Olhado, his silver eyes gleaming, his arm around a beautiful woman, surrounded by six children--the youngest a toddler, the oldest in her teens. Though the children all watched with natural eyes, they still had picked up their father's detached expression. They didn't watch, they simply gazed. With Olhado that had been natural; it disturbed Miro to think that perhaps Olhado had spawned a family of observers, walking recorders taking up experience to play it back later, but never quite involved. But no, that had to be a delusion. Miro had never been comfortable with Olhado, and so whatever resemblance Olhado's children had to their father was bound to make Miro just as uncomfortable with them, too. The mother was pretty enough. Probably not forty yet. How old had she been when Olhado married her? What kind of woman was she, to accept a man with artificial eyes? Did Olhado record their lovemaking, and play back images for her of how she looked in his eyes?

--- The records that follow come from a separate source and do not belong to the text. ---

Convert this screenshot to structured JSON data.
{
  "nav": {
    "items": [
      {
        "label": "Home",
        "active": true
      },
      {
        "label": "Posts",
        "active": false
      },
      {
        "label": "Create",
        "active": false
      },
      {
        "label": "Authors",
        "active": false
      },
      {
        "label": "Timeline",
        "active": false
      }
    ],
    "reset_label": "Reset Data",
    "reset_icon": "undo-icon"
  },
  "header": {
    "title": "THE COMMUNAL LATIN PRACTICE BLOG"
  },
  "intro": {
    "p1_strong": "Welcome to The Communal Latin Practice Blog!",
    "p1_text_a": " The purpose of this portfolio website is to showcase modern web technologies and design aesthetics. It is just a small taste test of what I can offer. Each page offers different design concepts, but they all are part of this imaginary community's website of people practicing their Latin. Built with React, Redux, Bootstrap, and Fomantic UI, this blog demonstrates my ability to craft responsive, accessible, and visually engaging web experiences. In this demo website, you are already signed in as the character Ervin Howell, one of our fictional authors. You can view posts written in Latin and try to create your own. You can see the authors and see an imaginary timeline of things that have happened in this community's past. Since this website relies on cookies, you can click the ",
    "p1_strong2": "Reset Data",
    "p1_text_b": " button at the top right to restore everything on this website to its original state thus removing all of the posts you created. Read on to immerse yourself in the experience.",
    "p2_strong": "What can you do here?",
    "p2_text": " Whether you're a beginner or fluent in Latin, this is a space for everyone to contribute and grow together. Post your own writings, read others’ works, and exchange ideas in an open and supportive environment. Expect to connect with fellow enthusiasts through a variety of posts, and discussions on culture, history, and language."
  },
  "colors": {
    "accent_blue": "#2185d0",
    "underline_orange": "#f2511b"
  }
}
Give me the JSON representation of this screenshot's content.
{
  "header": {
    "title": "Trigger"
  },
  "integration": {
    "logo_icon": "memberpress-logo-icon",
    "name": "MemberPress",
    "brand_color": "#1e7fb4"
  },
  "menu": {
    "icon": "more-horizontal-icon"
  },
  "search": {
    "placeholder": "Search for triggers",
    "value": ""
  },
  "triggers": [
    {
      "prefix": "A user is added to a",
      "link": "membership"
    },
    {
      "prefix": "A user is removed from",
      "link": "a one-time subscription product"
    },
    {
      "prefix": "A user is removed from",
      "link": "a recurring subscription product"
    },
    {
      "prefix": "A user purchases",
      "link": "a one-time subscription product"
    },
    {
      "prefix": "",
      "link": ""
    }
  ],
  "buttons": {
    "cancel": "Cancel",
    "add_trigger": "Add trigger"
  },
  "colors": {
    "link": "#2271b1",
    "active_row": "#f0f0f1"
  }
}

Miro was immediately ashamed of the thought. Is that all I can think of when I look at Olhado--his deformity? After all the years I knew him? Then how can I expect them to see anything but my deformities when they look at me?

Leaving here was a good idea. I'm glad Andrew Wiggin suggested it. The only part that makes no sense is coming back. Why am I here?

Almost against his will, Miro turned to face Valentine. She smiled at him, put her arm around him, hugged him. "It's not so bad," she said.

Not so bad as what?

"I have only the one brother left to greet me," she said. "All your family came to meet you."

"Right," said Miro.

Only then did Jane speak up, her voice taunting him in his ear. "Not all."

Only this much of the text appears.